The junior research group's research activities concern the mathematical analysis of nonlinear PDEs arising in the description of quantum and geophysical fluid flow, often related to the propagation and interaction of waves.
The research develops along two main directions

  • (quantised) vortices and nonlinear waves,
  • hydrodynamic stability and regularity properties of geophysical fluid flow.

These research lines share a common file rouge given by the investigation of coherent structures. Specifically, we are interested in the properties (quantised) vortices, vortex filaments and the characterisation of related asymptotic dynamics.

Quantized vortices and nonlinear waves

A quantum fluid is a system of interacting particles that exhibits effects of quantum statistics also at a macroscopic scale such as for superfluidity, Bose-Einstein condensation and electron transport in semiconductors.
The prototype model is the so called Quantum Hydrodynamic system (QHD) describing an inviscid compressible fluid flow featuring a dispersive tensor accounting for the quantum effects. From a mathematical perspective, the QHD system reads as a compressible Euler system augmented by a dispersive stress tensor figuring as quantum correction. Its mathematical theory faces similar outstanding questions and difficulties as the well-known ones for the compressible Euler equations.
Given its quantum nature, QHD admits a formal analogy through the Madelung transform to an effective wave-function dynamics. The latter is characterised by nonlinear Schrödinger equations (NLS) and motivates our hybrid approach combining both: dispersive techniques for NLS and hydrodynamic ones for QHD.
A key theme is to elucidate peculiarities of the behavior of quantum fluid flow compared to classical hydrodynamics. Mathematically, this mainly translates to exploiting dispersive properties in establishing a solution theory and the study of quantized vortices. A robust understanding of the properties of quantised vortices is instrumental for a theory of (quantum) turbulence.
The research activity is in large part finalized to study coherent structures for which non-trivial boundary conditions at spatial infinity are considered.

We are thus led to investigate

  • nonlinear Schrödinger equations with non-vanishing conditions at infinity such as Gross-Pitaevskii equations. The study of these equations is of independent interest.
  • hydrodynamic systems such as QHD and related models, again mainly with non-trivial far-field behavior.

The analysis of these hydrodynamic models describing the evolution in term of the physical observables mass and current density allows one (compared to NLS) to include dissipative or viscous phenomena in a natural way. The quantum Navier-Stokes equations for instance constitute an example for a dissipative quantum fluid model.
Further, the considered models fall with the class of Korteweg or capillarity fluids. Our analysis gives insights and extends to the broader class of these capillarity fluids for which an analogy to a seminlinear NLS equation is no longer available.
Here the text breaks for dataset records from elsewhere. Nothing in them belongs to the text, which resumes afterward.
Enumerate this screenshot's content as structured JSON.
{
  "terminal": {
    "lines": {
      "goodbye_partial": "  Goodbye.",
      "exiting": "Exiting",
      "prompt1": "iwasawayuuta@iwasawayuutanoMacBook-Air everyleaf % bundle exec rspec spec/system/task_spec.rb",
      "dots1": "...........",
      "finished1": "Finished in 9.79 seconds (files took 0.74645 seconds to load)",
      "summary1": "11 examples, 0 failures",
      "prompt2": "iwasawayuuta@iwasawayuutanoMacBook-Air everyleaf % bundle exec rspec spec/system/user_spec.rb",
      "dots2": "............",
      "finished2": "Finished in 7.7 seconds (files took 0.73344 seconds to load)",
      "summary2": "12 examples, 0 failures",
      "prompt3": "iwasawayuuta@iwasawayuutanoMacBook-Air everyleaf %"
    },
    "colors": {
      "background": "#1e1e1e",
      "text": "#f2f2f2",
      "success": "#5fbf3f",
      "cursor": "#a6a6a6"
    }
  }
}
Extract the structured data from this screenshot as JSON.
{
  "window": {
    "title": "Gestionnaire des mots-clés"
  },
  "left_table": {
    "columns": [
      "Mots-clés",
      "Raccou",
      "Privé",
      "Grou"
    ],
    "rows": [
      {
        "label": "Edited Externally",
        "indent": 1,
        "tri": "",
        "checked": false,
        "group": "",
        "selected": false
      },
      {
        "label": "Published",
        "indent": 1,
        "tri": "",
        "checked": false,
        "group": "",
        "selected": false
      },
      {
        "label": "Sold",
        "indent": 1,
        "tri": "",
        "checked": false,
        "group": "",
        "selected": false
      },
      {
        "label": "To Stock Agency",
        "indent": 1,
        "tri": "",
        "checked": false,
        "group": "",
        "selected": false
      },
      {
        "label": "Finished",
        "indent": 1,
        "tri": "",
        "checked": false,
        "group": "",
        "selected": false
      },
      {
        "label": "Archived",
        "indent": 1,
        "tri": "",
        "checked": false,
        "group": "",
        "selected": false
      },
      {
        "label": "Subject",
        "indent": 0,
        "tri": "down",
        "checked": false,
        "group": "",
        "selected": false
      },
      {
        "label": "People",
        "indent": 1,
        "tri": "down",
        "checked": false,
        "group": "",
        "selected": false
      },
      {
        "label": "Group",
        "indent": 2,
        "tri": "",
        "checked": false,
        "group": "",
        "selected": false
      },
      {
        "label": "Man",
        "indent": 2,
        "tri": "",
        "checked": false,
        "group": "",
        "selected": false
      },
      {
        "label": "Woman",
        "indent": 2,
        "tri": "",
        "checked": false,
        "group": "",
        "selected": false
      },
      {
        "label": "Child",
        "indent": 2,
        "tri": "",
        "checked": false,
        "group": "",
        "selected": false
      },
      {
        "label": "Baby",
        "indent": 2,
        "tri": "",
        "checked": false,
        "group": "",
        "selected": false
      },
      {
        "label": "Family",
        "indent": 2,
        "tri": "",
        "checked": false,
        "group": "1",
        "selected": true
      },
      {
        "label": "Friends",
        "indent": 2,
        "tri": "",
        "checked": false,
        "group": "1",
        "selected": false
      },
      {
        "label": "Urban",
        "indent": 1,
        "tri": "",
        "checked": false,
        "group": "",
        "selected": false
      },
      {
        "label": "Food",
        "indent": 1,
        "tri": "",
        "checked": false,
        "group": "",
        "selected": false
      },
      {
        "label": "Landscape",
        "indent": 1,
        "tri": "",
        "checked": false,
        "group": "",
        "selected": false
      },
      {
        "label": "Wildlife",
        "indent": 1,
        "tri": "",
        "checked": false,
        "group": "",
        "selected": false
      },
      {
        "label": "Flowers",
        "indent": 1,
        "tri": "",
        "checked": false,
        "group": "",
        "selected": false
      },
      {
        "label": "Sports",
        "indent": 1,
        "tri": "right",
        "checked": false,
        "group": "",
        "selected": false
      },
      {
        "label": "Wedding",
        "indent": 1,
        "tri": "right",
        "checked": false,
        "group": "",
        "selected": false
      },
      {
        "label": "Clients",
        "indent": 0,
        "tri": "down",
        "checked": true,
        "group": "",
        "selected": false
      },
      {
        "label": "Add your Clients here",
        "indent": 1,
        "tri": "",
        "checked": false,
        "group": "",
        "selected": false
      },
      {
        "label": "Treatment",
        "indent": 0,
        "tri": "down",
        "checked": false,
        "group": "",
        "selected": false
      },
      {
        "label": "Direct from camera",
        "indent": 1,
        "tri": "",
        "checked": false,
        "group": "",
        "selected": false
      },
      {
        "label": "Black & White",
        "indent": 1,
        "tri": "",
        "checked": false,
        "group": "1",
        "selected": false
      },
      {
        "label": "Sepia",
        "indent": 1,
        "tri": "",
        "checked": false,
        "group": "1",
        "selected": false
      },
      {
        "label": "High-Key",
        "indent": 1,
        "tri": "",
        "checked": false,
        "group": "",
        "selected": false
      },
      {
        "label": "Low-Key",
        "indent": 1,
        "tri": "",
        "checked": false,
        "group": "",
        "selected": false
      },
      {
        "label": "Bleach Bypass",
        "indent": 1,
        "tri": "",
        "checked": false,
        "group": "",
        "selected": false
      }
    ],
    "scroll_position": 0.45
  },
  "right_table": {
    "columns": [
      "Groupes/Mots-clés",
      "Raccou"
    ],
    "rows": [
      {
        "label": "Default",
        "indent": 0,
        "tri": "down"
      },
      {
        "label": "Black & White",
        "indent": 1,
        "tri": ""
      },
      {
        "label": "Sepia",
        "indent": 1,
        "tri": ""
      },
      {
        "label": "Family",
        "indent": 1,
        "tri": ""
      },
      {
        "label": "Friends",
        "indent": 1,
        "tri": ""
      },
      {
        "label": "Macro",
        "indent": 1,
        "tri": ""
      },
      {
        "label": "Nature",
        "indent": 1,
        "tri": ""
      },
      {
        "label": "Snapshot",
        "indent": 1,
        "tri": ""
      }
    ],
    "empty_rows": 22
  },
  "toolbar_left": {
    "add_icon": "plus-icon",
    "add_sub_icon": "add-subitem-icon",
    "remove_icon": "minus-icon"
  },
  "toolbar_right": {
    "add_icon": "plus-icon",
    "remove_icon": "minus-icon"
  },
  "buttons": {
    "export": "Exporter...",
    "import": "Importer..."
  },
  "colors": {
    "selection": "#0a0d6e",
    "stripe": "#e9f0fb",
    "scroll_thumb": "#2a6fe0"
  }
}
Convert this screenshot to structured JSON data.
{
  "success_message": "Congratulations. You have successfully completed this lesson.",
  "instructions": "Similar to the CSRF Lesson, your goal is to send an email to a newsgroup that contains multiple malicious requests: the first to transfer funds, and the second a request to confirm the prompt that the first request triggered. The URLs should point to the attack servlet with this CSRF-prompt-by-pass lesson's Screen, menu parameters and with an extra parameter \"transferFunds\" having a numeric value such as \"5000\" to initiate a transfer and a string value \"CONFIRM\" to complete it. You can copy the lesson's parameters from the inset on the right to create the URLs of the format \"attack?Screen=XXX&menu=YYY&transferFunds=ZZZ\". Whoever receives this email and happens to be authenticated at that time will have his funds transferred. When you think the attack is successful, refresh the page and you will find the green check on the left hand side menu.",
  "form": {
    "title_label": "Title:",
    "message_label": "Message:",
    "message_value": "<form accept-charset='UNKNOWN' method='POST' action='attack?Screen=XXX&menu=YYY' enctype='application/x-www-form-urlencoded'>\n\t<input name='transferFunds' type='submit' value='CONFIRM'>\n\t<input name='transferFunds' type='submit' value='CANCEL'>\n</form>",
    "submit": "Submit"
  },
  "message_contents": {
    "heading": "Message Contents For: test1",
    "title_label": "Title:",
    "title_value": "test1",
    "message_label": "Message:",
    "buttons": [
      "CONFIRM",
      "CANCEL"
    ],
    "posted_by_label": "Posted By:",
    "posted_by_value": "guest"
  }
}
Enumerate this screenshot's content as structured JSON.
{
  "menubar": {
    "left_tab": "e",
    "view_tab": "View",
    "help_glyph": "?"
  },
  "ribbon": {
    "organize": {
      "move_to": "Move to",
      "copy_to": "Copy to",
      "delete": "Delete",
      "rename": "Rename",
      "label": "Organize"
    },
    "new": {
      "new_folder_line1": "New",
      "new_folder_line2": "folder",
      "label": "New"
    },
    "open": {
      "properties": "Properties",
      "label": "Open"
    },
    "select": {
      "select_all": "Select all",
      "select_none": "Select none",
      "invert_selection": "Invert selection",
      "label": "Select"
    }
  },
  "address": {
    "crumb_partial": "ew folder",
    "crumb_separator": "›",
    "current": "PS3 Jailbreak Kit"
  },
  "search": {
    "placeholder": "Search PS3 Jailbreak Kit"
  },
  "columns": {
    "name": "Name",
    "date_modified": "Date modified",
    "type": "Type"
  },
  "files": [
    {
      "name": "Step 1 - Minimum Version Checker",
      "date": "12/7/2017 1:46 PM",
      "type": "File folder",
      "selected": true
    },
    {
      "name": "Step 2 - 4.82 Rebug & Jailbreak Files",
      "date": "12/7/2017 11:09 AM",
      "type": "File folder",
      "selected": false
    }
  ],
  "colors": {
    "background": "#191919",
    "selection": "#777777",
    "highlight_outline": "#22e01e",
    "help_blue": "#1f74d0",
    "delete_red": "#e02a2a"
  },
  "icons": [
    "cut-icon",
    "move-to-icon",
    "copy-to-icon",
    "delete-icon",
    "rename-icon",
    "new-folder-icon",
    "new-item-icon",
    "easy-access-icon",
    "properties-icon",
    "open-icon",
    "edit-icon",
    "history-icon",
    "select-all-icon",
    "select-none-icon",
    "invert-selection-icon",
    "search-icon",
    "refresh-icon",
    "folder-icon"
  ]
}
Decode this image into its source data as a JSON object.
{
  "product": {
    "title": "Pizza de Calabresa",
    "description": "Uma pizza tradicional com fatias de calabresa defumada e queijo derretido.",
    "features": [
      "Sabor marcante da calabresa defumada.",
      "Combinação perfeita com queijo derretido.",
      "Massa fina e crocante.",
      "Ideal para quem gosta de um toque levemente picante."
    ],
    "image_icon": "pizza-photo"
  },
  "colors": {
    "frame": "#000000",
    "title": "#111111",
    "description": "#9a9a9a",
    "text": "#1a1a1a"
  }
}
Key questions we pursue are well-posedness issues, the analysis of relevant dispersive effects of compressible flow, quantitative and qualitative properties of solutions, singularity formation, singular limits and characterisation of relevant asymptotic dynamics, e.g. vortex dynamics.

Hydrodynamic (in-)stability of geophysical fluid flow

A fundamental question for the understanding of hydrodynamic stability consists in rigorously describing the dynamics of vortices and vortex filaments such as the propagation of vortex rings in inviscid or viscous fluids. The vortex filament conjecture states that initial concentration around such a curve persists and the curve evolves through the binormal curvature flow. In its generality, the conjecture remains unsolved and the evolution and interaction of vortex filaments in incompressible fluids remains a puzzling problem.
(Partial) answers are available if considered in specific geometric situations and dimension reduced settings. Vortex solutions are of low regularity and as such fall in general outside the usual well-posedness framework.
We derive and analyse the relevant asymptotic dynamics in contexts with spatial heterogeneities such as the (degenerate) lake equations describing a 2D fluid with prescribed but varying topography.

A parallel research concerns ill-posedness phenomena and instabilities in models for geophysical fluid mechanics such as the (stratified) Boussinesq equations or the (degenerate) lake with rough geometries and topographies.
For the former for instance, we identify a nonlinear ill-posedness mechanism at critical regularity by a careful analysis of the interaction of nonlinear waves. The Boussinesq equations describing a non-homogeneous or stratified fluid are one of the models commonly used in oceanography and atmospheric sciences.

Beyond being of independent interest, the lake equations and 2D Boussinesq equations share strong mathematical analogies with the 3D axisymmetric incompressible Euler equations (the former without, the latter with swirl) which further motivates our study.